碩士 === 國立中央大學 === 機械工程學系 === 84 === This study presents the application of the coupled Finite Element Method and Boundary Integral Equation for the determination of the acoustic potential fields induced in a full space by totally submerged axisymmetric bodies of arbitrary cross section with known vibrating boundary conditions. A Galerkin based isoparametric finite element formulation is developed to solve these acoustic problems. By taking advantage of a body's axisymmetric properties, the volumn integral is reduced to the surface integral. In this study, eight-noded quadratic, isoparametric quadrilateral elements are mainly used to discretise the acoustic domain under consideration. They are three- noded curvilinear elements in the boundary, which allow the qeometry and variables to vary quadratically over the boundary, thus offering good modelling capabilities.
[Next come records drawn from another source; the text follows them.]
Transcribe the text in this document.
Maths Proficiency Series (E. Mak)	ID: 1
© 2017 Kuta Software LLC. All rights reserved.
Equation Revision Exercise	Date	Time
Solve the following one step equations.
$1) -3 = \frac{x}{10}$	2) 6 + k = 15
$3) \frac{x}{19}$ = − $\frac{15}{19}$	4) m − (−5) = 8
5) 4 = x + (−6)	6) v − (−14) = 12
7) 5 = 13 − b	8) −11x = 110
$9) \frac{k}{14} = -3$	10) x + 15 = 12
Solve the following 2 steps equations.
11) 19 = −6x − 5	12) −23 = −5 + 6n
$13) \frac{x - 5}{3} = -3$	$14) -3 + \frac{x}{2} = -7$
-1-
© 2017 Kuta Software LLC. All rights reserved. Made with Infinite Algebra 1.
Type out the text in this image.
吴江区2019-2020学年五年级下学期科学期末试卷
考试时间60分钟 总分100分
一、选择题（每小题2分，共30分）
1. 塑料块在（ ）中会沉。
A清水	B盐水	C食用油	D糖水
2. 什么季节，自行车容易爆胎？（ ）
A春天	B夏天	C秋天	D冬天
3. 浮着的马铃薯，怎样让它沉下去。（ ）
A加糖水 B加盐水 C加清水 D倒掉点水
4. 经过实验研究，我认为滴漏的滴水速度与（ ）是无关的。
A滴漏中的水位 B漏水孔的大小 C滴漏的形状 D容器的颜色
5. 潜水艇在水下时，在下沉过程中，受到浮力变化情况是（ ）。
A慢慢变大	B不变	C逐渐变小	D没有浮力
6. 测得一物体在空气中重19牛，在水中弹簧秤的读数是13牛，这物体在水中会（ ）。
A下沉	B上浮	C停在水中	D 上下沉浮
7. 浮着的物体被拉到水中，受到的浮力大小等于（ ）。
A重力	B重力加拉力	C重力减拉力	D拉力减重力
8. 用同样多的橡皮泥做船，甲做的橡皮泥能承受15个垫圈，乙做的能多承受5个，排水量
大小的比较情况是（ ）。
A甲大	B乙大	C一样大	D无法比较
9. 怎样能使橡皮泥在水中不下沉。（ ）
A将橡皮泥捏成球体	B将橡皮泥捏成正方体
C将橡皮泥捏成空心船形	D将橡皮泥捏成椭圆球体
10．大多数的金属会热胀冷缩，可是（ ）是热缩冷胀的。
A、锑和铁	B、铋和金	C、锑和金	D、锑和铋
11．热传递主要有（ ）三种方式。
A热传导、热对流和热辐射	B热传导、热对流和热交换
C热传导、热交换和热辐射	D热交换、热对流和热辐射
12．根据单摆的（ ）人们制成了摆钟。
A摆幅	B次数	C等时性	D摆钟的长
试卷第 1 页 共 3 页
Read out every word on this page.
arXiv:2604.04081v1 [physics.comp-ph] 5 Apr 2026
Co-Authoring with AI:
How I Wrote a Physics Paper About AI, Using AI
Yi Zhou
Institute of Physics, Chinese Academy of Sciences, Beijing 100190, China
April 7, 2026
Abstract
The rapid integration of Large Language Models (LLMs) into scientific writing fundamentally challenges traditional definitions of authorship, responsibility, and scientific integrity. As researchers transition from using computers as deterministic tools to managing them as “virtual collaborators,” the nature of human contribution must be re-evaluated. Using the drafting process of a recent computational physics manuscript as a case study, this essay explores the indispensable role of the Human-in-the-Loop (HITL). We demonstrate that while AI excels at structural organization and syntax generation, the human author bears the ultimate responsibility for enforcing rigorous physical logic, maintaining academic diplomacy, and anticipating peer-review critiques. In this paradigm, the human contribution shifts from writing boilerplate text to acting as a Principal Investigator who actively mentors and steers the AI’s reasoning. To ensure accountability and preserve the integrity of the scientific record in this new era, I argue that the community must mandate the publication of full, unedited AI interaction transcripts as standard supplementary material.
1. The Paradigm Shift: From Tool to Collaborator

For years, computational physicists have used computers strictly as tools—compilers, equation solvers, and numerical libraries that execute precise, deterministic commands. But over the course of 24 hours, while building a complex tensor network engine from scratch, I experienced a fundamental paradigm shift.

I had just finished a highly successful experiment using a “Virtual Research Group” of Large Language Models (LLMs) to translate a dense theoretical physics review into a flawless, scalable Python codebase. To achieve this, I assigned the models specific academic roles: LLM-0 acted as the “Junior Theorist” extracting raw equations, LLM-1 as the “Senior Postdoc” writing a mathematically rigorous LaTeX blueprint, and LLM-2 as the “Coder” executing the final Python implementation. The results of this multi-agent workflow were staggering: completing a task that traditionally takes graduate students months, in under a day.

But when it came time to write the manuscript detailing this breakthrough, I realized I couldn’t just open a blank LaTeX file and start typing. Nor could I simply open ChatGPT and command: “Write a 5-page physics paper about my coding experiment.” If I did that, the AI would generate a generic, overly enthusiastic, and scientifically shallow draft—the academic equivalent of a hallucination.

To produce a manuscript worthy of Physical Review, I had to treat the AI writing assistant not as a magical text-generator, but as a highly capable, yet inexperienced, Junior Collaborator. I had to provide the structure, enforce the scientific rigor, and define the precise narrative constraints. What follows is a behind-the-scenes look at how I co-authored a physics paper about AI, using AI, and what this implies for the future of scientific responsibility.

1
For exterior acoustic fields, where the fluid occupies an unbounded domain, the vast amount of data to be handled makes it difficult to apply the FEM in these problems. Adding the Helmholtz integral equations on the governing equation of the FEM is the main concept in this study. The nonuniqueness in the Helmholtz integral equation, which occurs at the internal eigenfrequencies of the geometry under consideration will be solved by using the boundary integral formulation of Burton and Miller. Applying the coupled Finite Element Method and Boundary Integral Equation in some foundamental acoustic radiation and scattering problems, the results we got are shown to be very accurate compared with the actual acoustic potential values. This numerical method not only eliminates the difficulties when the FEM handles the exterior acoustics, but it also cancels the singular kernel integral which is the most troubled problem in the Boundary Element Method. It is proved that this method is a practical and efficient numerical method in handling the acoustic problems.